Al direttore - Che l’Eba, in conseguenza di Brexit, si insedi a Francoforte (vedi articolo sul Foglio del 25 corrente) per ricadere di fatto sotto l’influenza del “genius loci” tedesco non è una ipotesi esaltante. Si conoscono il formalismo e il rigorismo di questa Authority, insieme con gli errori gravi commessi negli stress test (si pensi, da ultimo, alla vicenda del Banco Popular). Una concentrazione delle vigilanze bancarie e finanziarie europee nella città tedesca, dove ha sede anche la Bce, sarebbe uno sgradevole segnale evocante voglie egemoniche.
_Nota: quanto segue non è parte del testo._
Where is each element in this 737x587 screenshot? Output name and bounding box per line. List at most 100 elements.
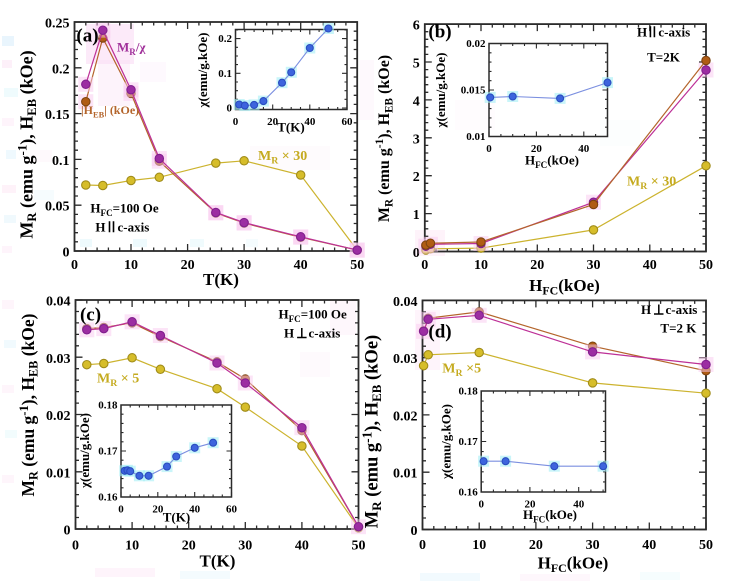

Del resto, non si dice all’Italia, per l’Ema, che dove hanno già sede Authority europee non se ne dovrebbero insediare altre? Vale o non vale questo criterio? Se a ciò si aggiunge che si è già cominciato purtroppo a discutere con ben due anni di anticipo del dopo-Draghi e molti in Germania vorrebbero che il successore fosse Jens Weidmann, l’attuale capo della Bundesbank, ogni commento risulta superfluo. Le intese Mitterrand-Kohl prevedevano la sede della Bce a Francoforte, ma escludevano la nomina di un presidente tedesco. In ogni caso, più che porsi il problema di dove trasferire l’Eba, andrebbe colta l’occasione per riformare l’intera architettura delle Autorità operanti nel campo bancario, finanziario e assicurativo, come da più parti viene richiesto. In questo contesto, l’Eba, venuta meno anche l’esigenza di dare un contentino al governo inglese, potrebbe essere soppressa senza danno per nessuno, anzi con vantaggi sul piano dei costi e di una migliore regolamentazione. Con i più cordiali saluti.